Effect of Cyclic Stresses Below the Endurance Limit on the Fatigue Life of 40Cr Steel

Abstract

The effect of cyclic stresses below the endurance limit on the fatigue life of 40Cr medium-strength carbon steel is studied. Conventional constant-amplitude cyclic tests and specially designed variable-amplitude ones are conducted under torsional loading at the stress ratio R = 0.1. The results show that the strengthening effect of cyclic stresses below the endurance limit can be reached if they are applied prior to the exceeding ones. Moreover, the stress amplitude, number of cycles and load sequence are found to be the three major strengthening effect-controlling factors. Generally, different cyclic stress levels exhibit different strengthening effect values, whereas the respective fatigue strength will initially rise and then drop with the number of loading cycles. The cyclic stresses of a 85% endurance limit are established to provide the maximum strengthening effect.

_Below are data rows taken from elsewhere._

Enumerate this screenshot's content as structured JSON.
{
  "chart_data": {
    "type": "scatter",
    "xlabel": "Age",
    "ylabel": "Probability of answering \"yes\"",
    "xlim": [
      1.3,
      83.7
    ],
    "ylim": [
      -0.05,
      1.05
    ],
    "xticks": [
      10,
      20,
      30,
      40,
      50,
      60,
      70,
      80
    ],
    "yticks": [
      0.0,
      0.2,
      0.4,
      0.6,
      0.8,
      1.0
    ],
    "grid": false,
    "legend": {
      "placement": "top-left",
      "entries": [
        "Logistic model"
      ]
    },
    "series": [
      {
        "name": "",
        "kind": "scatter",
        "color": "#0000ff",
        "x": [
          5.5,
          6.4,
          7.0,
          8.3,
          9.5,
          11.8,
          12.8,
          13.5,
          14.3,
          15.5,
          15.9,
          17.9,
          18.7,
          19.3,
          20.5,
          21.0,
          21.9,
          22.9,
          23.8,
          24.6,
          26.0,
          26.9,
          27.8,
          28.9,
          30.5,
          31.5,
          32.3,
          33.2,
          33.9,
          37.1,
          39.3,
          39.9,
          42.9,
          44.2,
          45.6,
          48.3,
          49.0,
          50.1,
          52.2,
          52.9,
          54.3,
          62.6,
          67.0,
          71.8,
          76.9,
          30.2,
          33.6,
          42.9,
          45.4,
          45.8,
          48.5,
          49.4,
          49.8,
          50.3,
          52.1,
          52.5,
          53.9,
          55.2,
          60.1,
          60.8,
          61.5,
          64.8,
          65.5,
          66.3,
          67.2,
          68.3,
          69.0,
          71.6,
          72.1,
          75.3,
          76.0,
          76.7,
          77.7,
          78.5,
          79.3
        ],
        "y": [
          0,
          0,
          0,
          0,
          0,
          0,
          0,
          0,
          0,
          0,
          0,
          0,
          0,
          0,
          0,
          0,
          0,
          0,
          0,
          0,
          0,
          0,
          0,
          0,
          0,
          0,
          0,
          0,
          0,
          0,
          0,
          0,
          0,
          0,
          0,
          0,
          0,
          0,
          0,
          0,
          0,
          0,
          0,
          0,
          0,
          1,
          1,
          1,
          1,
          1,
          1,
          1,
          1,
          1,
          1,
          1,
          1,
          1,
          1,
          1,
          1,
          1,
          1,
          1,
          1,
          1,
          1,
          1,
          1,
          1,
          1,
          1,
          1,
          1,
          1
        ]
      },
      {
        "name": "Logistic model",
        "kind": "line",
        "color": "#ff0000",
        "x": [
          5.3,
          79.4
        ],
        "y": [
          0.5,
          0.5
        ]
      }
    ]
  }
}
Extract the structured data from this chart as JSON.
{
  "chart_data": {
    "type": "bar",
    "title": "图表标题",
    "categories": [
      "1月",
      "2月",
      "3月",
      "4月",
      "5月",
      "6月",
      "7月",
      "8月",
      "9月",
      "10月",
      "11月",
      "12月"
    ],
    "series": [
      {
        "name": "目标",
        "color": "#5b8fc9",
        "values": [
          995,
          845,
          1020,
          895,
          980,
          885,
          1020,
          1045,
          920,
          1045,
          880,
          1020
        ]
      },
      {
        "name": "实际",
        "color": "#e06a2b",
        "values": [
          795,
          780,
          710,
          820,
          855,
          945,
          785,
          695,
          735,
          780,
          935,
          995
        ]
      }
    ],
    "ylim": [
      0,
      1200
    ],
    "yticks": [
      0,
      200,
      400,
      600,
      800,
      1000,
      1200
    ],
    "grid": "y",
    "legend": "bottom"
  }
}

Under multi-level cyclic loadings, the strengthening effect at different cyclic stress levels is nonlinearly growing, and the total fatigue life is strongly related to the last level of stress amplitude in the load sequence. The scatter in fatigue lives is highly dependent on the loading conditions and strengthening effect The coefficient of variance (COV) of fatigue life values exhibit the tendency to a decrease with the strengthening effect, which may improve the uniformity of the material fatigue strength characteristics.